Making Puff Pastry is an art and a labor of Love! A lot of work goes into making these delicate layers of dough but it’s worth all the effort! You know your puff pastry is perfect when it renders a flaky and crisp golden pastry when baked. Homemade pastries are much richer and decadent when compared to the ready made pastry sheets. A few simple steps with a little elbow grease give you satisfying results. So if you’re feeling a little adventurous during the weekend, try out my recipe which I have explained with photos for every steps of the process. You will love it just like we do! I have made some egg puffs and vegetable puffs using this pastry the recipes for which are on my next post! Tag me on instagram or send me your results.

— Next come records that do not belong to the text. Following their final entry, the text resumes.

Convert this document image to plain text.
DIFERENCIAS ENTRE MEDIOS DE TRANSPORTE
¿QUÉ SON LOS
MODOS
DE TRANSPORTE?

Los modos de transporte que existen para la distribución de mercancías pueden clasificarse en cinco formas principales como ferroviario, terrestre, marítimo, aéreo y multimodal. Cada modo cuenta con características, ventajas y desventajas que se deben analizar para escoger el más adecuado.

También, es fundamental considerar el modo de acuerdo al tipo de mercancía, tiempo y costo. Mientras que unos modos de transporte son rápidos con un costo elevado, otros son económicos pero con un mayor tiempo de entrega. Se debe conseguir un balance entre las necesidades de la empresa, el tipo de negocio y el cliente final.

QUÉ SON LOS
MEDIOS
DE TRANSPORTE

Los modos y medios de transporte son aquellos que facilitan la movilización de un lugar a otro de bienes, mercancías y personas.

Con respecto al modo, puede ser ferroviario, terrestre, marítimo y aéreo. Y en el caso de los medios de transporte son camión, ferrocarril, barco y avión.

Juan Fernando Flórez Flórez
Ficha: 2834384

- All purpose flour (maida) – 4 cups
- Cold and hardened unsalted butter – 1 1/4 cups, cubed
- Salt – 1 teaspoon
- Cold water – 1 cup
- You will need ingredients that have been refrigerated for a considerate amount of amount i.e cold butter and water.
- First, let’s dice the butter finely. In a large mixing bowl or stand mixer, add 4 cups of flour, a tsp of salt and combine. now incorporate the butter into the mixture and combine them using your hands until you see light crumbles. Now slowly add in cold water and knead using a spatula or a stand mixer until it forms a tight dough. Don’t over-knead. It’s perfectly okay if you see chunks of butter sticking out.
- Cover the dough tightly with cling wrap and freeze for 20 minutes or refrigerate for 1 hour.
- Dust a smooth surface with flour and roll the dough vertically. The dough might seem hard to roll so make slight dents onto the dough by pressing the rolling pin into the dough evenly and the roll. Fold the top and bottom half of the dough and let them overlap each other. You will have 3 layers now. Turn the dough vertically and wrap tight. Freeze for another 20 minutes.
- Repeat the same process 2 to 3 times until you get 27 or more layers. Slice the dough in half and you can see perfect layers of puff pastry. Refrigerate or freeze one half of the dough for later use by transferring it to a ziploc. It holds good for a month.
- Roll out the other half and cut shapes according to your preference, prepare the filling and place in in the centre of the dough. Cover and bake.